SCIENCE EXPERIMENT AT HOME
Fill a plastic (PET) bottle with hot water (NOT boiling water -- see if you can work out why I said that!) and fill a bowl with cold water. Let them sit for one minute, then empty the bottle quickly. Stretch a balloon over the open end of the bottle and push the bottle down into the cold water. What happens? Why?
Why does the balloon inflate into the bottle?
The warm water heats the bottle which, in turn, heats the air inside the bottle after the water is poured out. When the bottle is placed in the cold water, the air inside cools and contracts, causing outside air to be drawn in, pulling the balloon in and inflating it inside the bottle.
Try sitting the bottle back in the hot water again.
Another way to try this uses a balloon, a plastic drink bottle, some plastic tubing, rubber glue, a bicycle pump with the valve of the piston reversed (to suck instead of blow), and a drill.

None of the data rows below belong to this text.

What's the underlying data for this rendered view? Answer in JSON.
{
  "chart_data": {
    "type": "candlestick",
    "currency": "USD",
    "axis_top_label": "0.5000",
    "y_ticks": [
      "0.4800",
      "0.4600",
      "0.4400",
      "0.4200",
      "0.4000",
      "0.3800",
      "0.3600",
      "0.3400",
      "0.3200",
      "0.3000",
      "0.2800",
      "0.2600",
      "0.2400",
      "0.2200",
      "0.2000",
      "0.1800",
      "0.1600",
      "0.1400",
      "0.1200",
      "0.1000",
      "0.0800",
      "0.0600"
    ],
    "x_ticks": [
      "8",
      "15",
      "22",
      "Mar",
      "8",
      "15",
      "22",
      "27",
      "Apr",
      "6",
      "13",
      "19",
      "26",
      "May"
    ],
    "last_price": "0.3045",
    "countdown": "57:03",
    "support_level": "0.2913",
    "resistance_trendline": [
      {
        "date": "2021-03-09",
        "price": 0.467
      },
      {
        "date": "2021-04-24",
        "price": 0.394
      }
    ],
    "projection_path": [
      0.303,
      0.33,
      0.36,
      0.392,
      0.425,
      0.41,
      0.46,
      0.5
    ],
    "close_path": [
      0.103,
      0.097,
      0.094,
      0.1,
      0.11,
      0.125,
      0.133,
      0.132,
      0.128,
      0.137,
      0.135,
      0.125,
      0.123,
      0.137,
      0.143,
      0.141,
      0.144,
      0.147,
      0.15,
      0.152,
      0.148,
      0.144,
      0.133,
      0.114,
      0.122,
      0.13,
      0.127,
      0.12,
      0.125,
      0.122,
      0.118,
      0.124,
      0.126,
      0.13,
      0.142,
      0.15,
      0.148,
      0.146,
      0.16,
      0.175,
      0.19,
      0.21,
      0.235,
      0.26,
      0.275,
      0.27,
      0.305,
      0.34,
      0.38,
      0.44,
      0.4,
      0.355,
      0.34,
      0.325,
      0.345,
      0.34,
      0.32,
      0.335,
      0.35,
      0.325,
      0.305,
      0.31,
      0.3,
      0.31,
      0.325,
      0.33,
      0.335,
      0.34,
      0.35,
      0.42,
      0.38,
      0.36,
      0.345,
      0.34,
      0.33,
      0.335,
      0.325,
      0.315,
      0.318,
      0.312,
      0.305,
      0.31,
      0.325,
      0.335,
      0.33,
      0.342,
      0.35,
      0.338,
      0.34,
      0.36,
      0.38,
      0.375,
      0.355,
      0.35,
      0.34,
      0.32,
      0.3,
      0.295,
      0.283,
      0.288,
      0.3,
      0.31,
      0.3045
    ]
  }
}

You will have to drill a hole in the side of the bottle near the bottom, choosing a size which will just take the plastic tubing, and then glue the tubing in place. Hook this up to the pump, or use the connector from an old inner tube, but with the valve removed. Then push the balloon down through the neck of the bottle, and reverse the neck of the balloon down over the outside of the bottle neck. When air is drawn from the bottle, atmospheric pressure is greater, and the balloon "blows up" inside the bottle.
The main problem will be finding a bicycle pump which allows the valve to be reversed. The modern plastic variety does not allow this, so look for and old relic, with a metal barrel which can be unscrewed.
Yet another variation: Try shaking a small amount of very hot water in a bottle to heat the air inside, then quickly fit a balloon to the neck. Then wait a few minutes for things to cool down before you sit the bottle in an ice bath. Some of the pressure inside the bottle will have been a result of water vapour, which now condenses.